In their rush to guarantee the ability of institutions and third parties to profit off the labor of college athletes without consequence, the authors of the SCORE Act are sandwiching primarily Black male students into a cost-of-attendance trap. These athletes will now be forced to use revenue share payments and name, image, and likeness (NIL) deals to make up for losing Pell Grant dollars. Revenue share payments are currently capped, with schools also refusing to share publicly how much athletes are receiving from these payments or if they’re receiving payments at all. NIL deals are rare for most athletes and purposefully being delayed by institutions via the College Sports Commission, so even if athletes successfully land a deal, there’s no guarantee they get the money in a timely manner.

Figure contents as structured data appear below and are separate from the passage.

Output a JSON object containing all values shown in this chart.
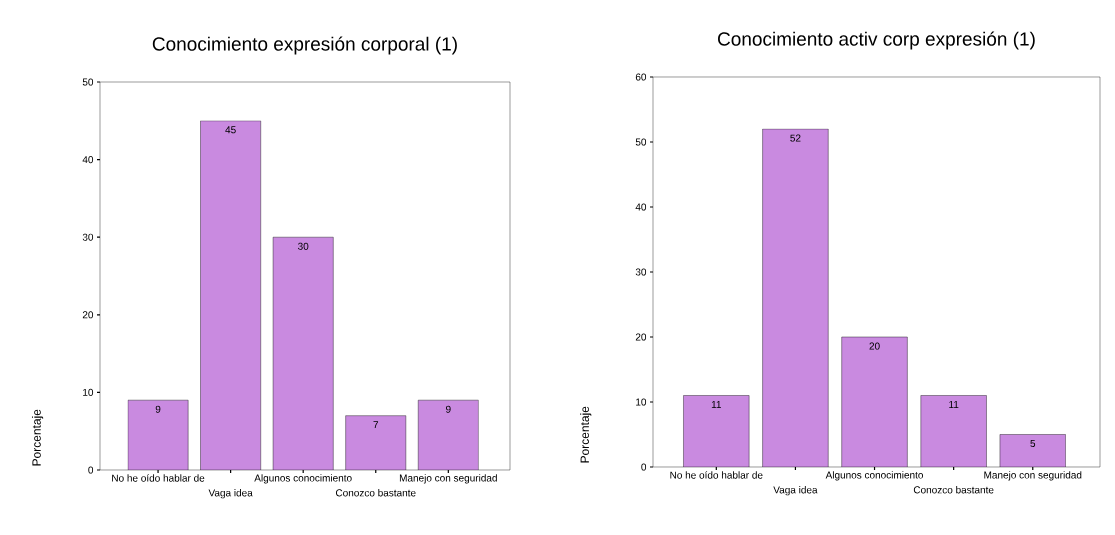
{
  "chart_data": [
    {
      "type": "bar",
      "title": "Conocimiento expresión corporal (1)",
      "ylabel": "Porcentaje",
      "categories": [
        "No he oído hablar de",
        "Vaga idea",
        "Algunos conocimiento",
        "Conozco bastante",
        "Manejo con seguridad"
      ],
      "values": [
        9,
        45,
        30,
        7,
        9
      ],
      "color": "#c98ae0",
      "ylim": [
        0,
        50
      ],
      "yticks": [
        0,
        10,
        20,
        30,
        40,
        50
      ],
      "data_labels": true
    },
    {
      "type": "bar",
      "title": "Conocimiento activ corp expresión (1)",
      "ylabel": "Porcentaje",
      "categories": [
        "No he oído hablar de",
        "Vaga idea",
        "Algunos conocimiento",
        "Conozco bastante",
        "Manejo con seguridad"
      ],
      "values": [
        11,
        52,
        20,
        11,
        5
      ],
      "color": "#c98ae0",
      "ylim": [
        0,
        60
      ],
      "yticks": [
        0,
        10,
        20,
        30,
        40,
        50,
        60
      ],
      "data_labels": true
    }
  ]
}
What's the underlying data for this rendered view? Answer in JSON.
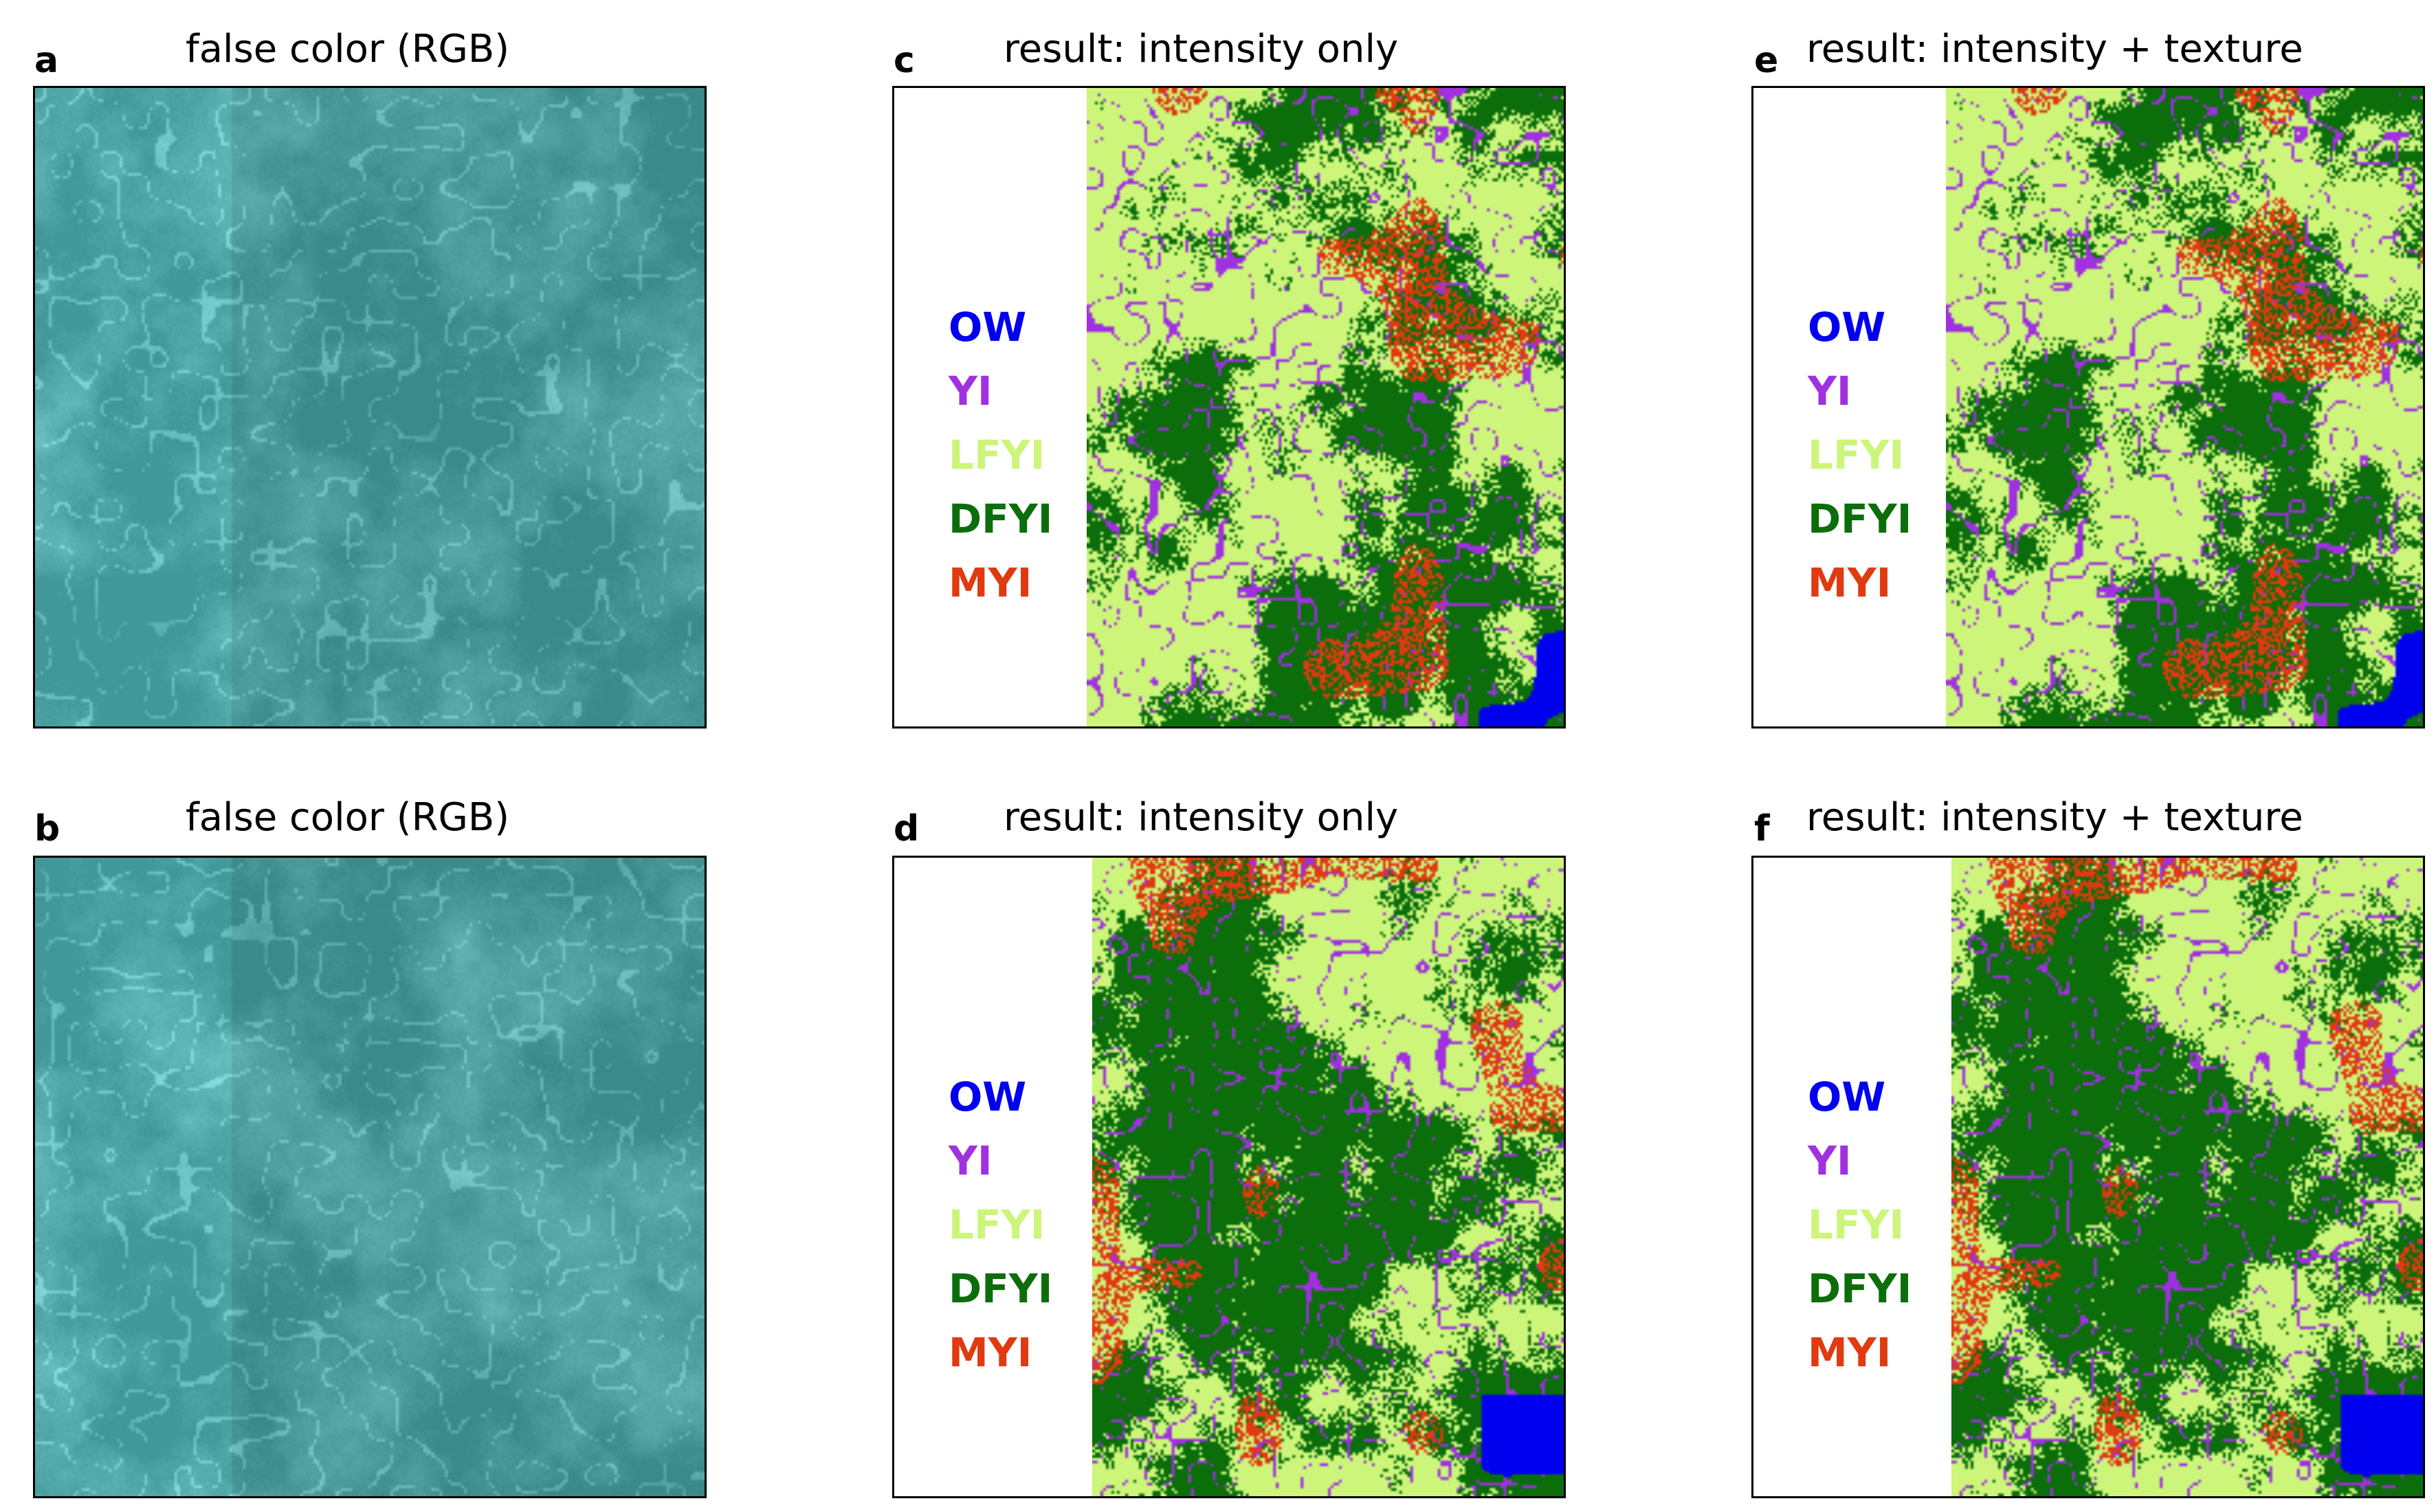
{
  "panels": [
    {
      "id": "a",
      "letter": "a",
      "title": "false color (RGB)",
      "kind": "rgb",
      "seed": 11
    },
    {
      "id": "b",
      "letter": "b",
      "title": "false color (RGB)",
      "kind": "rgb",
      "seed": 23
    },
    {
      "id": "c",
      "letter": "c",
      "title": "result: intensity only",
      "kind": "class",
      "seed": 37
    },
    {
      "id": "d",
      "letter": "d",
      "title": "result: intensity only",
      "kind": "class",
      "seed": 41
    },
    {
      "id": "e",
      "letter": "e",
      "title": "result: intensity + texture",
      "kind": "class",
      "seed": 37
    },
    {
      "id": "f",
      "letter": "f",
      "title": "result: intensity + texture",
      "kind": "class",
      "seed": 41
    }
  ],
  "legend": [
    {
      "label": "OW",
      "color": "#0000ee"
    },
    {
      "label": "YI",
      "color": "#a030e0"
    },
    {
      "label": "LFYI",
      "color": "#ccf57a"
    },
    {
      "label": "DFYI",
      "color": "#0b6e0b"
    },
    {
      "label": "MYI",
      "color": "#e03a10"
    }
  ],
  "colors": {
    "ow": "#0000ee",
    "yi": "#a030e0",
    "lfyi": "#ccf57a",
    "dfyi": "#0b6e0b",
    "myi": "#e03a10",
    "rgb_base": "#3d8f8f",
    "rgb_light": "#7fd0d0"
  }
}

Though the average disclosed NIL deal for Division 1 football and men’s basketball players through 2025 is $6,112, nearly 66 percent of all NIL deals for these athletes are worth $1,000 or less, which is nowhere near what athletes stand to lose in Pell Grant awards.
Fixing College Athletics Requires Giving and Taking, But Congress Is Only Taking from Students
The flawed logic behind the Pell Grant reconciliation provision—that athletes are now able to earn enough money through NIL deals and revenue sharing payments to not need Pell Grants—is the exact same flawed logic behind the SCORE Act provisions that clamp down on total compensation and federal labor protections of college athletes.
Federal policymakers have two immediate pathways to reverse their present course of forcing college athletes to seek rare third-party generosity to afford cost-of-living expenses. One pathway can be exercised by the executive branch, which should provide clarity on how the Pell Grant changes within H.R. 1 will be enforced by using the upcoming negotiated rulemaking sessions led by the Accountability in Higher Education and Access through Demand-driven Workforce Pell Committee. The other is for Congress to craft legislation that truly supports athletes, which requires centering these students in the policy creation process to understand their actual circumstances.